In the recent clip, Department of Justice lawyer Sarah Fabian told incredulous judges that a facility could be “safe and sanitary” — as required by law — even if children don’t have soap or toothbrushes.

The clip went viral and the outrage was sufficient that the Trump administration decided to move all the potentially traumatized children to other facilities. And then came the story that 100 of the kids were taken back to Clint because they couldn’t find anywhere else to put them. As that story was breaking, John Sanders, U.S. Customs and Border

Protection director, announced his resignation.

Meanwhile, Trump and Vice President Mike Pence were blaming the Democrats for not passing legislation that would provide the money to fix the problem, if, you know, there really is a problem. Trump said his administration was doing a “fantastic job.”
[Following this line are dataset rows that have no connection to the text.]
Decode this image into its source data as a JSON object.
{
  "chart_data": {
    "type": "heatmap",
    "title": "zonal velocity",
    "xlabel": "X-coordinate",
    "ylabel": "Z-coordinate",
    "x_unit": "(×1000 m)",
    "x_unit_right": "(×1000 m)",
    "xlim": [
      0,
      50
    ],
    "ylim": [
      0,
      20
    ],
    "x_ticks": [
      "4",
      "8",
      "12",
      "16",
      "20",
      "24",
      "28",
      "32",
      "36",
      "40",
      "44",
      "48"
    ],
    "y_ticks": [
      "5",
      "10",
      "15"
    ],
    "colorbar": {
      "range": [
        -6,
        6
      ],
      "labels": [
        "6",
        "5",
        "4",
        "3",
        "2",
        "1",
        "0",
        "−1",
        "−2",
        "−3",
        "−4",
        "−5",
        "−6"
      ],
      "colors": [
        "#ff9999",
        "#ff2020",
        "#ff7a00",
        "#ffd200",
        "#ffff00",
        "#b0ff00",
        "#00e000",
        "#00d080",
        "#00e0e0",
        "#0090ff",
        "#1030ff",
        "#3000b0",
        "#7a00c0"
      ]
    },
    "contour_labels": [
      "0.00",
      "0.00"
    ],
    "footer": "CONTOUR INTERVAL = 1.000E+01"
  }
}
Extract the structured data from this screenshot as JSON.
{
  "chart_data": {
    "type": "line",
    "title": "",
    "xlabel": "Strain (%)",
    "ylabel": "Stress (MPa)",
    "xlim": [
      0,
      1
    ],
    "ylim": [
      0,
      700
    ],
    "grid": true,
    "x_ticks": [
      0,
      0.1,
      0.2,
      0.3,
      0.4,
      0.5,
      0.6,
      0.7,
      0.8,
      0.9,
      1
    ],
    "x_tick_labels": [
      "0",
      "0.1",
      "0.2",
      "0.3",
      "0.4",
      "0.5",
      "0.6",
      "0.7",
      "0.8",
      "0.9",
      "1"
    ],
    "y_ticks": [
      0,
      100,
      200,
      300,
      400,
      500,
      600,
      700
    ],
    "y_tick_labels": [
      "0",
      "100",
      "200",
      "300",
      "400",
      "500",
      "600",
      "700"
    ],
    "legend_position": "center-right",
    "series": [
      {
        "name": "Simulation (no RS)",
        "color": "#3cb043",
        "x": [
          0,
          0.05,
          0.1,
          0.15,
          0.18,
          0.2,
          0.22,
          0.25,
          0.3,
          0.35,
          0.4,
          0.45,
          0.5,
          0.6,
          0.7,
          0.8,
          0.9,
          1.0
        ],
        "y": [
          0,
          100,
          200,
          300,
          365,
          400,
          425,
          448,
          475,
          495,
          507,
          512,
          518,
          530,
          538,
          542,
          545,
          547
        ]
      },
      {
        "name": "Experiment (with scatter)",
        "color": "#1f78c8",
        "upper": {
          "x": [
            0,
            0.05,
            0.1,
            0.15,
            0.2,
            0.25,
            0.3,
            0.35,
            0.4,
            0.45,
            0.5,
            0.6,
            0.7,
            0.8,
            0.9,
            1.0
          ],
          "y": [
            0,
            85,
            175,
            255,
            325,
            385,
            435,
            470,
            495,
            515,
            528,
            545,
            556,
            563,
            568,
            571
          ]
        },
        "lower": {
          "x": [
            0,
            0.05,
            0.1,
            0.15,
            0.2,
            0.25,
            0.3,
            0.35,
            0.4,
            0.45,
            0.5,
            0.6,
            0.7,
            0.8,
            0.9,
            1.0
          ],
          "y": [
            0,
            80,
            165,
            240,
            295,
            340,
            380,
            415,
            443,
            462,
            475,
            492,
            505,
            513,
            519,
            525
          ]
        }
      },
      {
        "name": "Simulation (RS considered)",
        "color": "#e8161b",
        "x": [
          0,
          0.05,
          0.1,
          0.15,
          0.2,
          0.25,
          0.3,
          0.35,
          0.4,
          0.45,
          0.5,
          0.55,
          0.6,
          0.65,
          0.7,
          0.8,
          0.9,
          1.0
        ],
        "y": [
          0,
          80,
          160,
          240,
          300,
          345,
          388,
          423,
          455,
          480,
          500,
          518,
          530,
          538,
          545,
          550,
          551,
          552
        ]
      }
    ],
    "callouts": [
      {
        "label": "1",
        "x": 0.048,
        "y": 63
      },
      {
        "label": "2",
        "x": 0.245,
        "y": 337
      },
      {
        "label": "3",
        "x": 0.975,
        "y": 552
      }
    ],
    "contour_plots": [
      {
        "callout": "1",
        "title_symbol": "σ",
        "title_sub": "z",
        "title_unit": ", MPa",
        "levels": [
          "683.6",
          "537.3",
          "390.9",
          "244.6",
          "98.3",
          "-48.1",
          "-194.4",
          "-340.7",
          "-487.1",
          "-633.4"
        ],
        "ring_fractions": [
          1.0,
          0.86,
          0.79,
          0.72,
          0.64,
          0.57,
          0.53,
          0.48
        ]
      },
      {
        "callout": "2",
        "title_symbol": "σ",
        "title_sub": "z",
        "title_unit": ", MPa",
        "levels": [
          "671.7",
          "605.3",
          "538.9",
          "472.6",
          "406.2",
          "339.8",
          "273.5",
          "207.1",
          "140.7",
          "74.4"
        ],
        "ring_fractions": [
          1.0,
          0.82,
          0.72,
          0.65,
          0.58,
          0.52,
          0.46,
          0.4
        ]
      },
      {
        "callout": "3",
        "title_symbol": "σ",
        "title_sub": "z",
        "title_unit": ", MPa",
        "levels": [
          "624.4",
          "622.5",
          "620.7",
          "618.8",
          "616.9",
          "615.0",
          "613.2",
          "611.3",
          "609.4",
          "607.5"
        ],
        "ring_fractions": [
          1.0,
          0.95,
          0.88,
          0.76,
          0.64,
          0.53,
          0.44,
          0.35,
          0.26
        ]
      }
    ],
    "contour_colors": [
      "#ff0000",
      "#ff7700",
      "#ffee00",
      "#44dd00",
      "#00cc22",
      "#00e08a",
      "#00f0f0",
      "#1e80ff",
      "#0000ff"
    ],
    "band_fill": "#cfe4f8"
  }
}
Are you sufficiently outraged? I’m going to guess you are. But if you’re not, in a related story, there is that photo, that heartbreaking photo, from an attempted crossing of the Rio Grande by a Salvadoran father and his 23-month-old daughter, who were found lying face down in shallow water. The little girl’s arm was wrapped around her father’s neck.

According to the Mexican newspaper, La Jornada, Óscar Alberto Martínez Ramírez, 25, had tried unsuccessfully to present himself to U.S. authorities in order to seek asylum. There is a crackdown on asylum seekers and there is pressure from the Trump administration on Mexico to stop the refugees. And so, Martinez Ramirez decided to try the river. Martinez Ramirez’s wife, Vanessa Ávalos, told police he took their daughter, Angie Valeria, to the other side of the river and placed her on the bank. But when he went back to help his wife, the little girl jumped back in the river to follow her father. When he went back to rescue her, they were swept away in the undercurrent.

In TrumpWorld, where the crises come daily, it’s hard to keep track of what to feel or what to be horrified by.

In a better world, the photo would help clear that up.